Magma
Zeuhl

Kobaïa
Chronique
Le cas de Kobaia est délicat : comment l’appréhender autrement qu’en rapport aux oeuvres qui l’ont suivies ? Si l’on tente de l’analyser hors du reste du corpus Magma, force est de constater que l’album est musicalement tout sauf anachronique. Avec son jazz fusion coloré teinté de psychédélisme rock et de longues plages bruitistes dans la plus pure tradition free, l’album peut faire figure de pendant français aux premiers balbutiements d’un King Crimson. Exercice en vogue à l’époque, mais ici effectué avec une magistrale inspiration, fraîche et bondissante, qui impose d’emblée la vibration de Magma dans le peloton de tête.
Si l’on tente en revanche de mettre Kobaia en parallèle avec le reste de l’œuvre de Magma, deux réflexions viennent à l’esprit.
Tout d’abord, Kobaia n’est pas le non-album de Magma tant décrit ici et là. Comme Merci ou même Attahk l’ont plus tard montré, la musique de Magma est protéiforme, et s’échappe volontiers du style qu’elle s’est elle-même forgée. Kobaia est d’une importance capitale pour comprendre d’où viennent le groupe et Vander en particulier, à mi-chemin entre Coltrane et Debussy, et pour comprendre la manière dont ils se détacheront plus tard de la formalité de ces influences pour n’en retenir que l’essentiel : la liberté.
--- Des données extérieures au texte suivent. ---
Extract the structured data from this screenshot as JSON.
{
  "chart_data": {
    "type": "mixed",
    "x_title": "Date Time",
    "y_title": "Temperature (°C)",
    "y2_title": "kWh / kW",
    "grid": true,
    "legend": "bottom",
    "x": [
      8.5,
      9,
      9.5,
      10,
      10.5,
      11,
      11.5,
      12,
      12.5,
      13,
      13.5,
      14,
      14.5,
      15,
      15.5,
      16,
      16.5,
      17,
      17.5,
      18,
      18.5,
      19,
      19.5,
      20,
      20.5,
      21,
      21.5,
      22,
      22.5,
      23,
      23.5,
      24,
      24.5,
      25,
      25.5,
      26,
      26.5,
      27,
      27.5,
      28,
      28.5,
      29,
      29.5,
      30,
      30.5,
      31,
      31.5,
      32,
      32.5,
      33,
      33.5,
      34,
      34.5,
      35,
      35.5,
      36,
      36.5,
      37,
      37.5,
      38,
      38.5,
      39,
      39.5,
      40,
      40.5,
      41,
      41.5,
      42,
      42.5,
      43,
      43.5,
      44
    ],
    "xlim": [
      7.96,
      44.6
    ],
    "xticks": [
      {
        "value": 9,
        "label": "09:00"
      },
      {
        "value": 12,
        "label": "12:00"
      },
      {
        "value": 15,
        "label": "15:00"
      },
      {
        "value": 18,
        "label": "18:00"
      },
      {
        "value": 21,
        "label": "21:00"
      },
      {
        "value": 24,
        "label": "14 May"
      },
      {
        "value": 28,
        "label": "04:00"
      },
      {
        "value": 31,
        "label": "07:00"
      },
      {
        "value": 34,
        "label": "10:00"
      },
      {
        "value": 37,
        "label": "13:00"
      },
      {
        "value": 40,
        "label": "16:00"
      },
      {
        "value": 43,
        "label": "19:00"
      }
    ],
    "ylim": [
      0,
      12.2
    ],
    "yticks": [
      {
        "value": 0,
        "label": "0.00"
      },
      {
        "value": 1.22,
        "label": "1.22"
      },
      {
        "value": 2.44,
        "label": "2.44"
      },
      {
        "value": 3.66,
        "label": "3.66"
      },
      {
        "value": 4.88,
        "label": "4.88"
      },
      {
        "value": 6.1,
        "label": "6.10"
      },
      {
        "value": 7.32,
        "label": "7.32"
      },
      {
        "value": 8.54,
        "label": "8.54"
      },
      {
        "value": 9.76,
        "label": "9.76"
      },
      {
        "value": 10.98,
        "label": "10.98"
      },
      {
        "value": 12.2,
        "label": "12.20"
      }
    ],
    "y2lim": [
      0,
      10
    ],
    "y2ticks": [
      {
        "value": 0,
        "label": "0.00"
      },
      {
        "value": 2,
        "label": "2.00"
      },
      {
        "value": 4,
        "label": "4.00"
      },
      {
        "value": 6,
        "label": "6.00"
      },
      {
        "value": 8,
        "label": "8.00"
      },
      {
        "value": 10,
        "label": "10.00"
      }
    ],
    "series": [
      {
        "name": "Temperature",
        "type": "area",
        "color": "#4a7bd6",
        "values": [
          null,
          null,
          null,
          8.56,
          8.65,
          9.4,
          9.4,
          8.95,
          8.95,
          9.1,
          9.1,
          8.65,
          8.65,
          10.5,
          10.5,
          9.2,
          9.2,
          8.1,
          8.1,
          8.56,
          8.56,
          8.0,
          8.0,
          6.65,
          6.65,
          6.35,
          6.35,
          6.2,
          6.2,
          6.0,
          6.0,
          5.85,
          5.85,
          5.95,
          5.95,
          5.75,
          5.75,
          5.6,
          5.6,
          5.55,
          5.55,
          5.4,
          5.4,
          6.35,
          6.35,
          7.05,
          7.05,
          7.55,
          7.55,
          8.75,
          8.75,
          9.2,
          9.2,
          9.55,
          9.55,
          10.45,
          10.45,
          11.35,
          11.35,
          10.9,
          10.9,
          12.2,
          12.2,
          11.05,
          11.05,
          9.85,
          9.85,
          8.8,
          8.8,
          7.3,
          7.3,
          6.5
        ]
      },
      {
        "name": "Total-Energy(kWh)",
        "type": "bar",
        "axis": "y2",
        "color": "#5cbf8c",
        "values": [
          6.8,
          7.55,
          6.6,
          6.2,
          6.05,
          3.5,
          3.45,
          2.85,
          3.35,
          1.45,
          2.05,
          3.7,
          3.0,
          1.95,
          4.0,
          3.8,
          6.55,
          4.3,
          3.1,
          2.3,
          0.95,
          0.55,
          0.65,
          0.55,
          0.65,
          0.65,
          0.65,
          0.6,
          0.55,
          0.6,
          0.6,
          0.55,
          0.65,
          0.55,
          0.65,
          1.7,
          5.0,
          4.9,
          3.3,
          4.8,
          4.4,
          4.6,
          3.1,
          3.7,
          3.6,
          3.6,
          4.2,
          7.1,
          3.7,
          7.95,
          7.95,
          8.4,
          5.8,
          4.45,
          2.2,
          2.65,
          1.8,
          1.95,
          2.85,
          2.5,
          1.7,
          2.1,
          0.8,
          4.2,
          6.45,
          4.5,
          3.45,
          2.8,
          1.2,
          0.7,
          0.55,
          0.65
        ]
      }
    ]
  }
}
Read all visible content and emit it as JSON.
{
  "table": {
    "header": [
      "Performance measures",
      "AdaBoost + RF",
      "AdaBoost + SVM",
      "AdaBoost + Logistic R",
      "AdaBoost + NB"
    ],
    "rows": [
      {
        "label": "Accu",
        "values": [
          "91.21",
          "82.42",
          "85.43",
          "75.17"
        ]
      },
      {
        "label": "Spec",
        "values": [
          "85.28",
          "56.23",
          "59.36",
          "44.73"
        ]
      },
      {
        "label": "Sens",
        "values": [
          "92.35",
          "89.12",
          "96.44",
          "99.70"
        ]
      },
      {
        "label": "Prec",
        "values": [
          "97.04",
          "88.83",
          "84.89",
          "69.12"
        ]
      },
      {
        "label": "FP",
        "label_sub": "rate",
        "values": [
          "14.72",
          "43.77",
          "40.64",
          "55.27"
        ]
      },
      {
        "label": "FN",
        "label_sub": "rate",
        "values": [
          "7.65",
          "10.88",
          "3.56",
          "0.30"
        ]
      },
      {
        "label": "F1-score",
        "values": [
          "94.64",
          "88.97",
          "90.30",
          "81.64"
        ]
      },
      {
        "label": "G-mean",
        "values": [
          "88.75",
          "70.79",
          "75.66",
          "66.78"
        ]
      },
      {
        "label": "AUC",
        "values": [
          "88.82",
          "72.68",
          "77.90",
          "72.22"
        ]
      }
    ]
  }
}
Ici et là, les prémices de la future esthétique de Magma font leur apparition : cris stridents de Vander, structures répétitives et obsessionnelles, chœurs, mantras kobaiens, etc.
Ensuite, cet album montre que la situation de l’entité Magma est particulière : la forme (l’esthétique, la symbolique), préexiste au fond (le développement des thèmes). Là où de nombreux groupes laissent mûrir leur identité sonore, visuelle et thématique à mesure qu’ils construisent leur œuvre, Magma impose d’emblée un cri primal et libérateur, un signe de ralliement, une mise en garde. Le groupe est à l’image du kobaien, cette langue fictive née par hasard pour des raisons purement esthétiques, ensuite devenue système réfléchi. La pensée ne précède plus l’acte, c’est bien l’acte lui-même qui devient créateur, sorti de nulle part et détaché de tout calcul. L’acte de création n’a pas à se chercher une justification : il est sa propre justification. L’entité Magma existe parce qu’elle a été énoncée, invoquée, et son premier mérite est cette existence-même et toute la liberté qu’elle revendique. Sortie de l’ombre, elle pose les bases de l’imagerie et des thématiques du groupe, le carcan dans lequel la musique va trouver son espace. Kobaia, ou la puissance du symbole, la première pierre d’une œuvre totale dont l’aspect musical n’est qu’une facette parmi d’autres. Œuvre narrative, visuelle, fantastique, philosophique, métaphysique.
Kobaia, c’est un graffiti rageur sur le mur d’un establishment musical formaté, qui place Magma en position d’outsider au sein-même des outsiders. Ainsi, au beau milieu de la vague musicale contestataire de la fin des années 60 qui baigne dans un psychédélisme décomplexé et multicolore, Magma débarque avec une imagerie sombre et occulte. Son artwork culotté, qui joue la carte guerrière et oppressante, lâche un imaginaire de société secrète comme un pavé dans la mare. Kobaia, ou l’art d’exprimer une contestation totale, quitte à se retrouver seul sur le champ de bataille. Ce sera là le destin de Magma, ovni solitaire évoluant en tête à tête avec son intransigeance artistique, souvent à ses propres dépends.
Victor Hugo disait : "La musique c'est du bruit qui pense", je crois que cet album resume cet phrase... INDESCRIPTIBLE. A ecouté, ensuite on peut mourir heureux à placé à coté des albums cultes.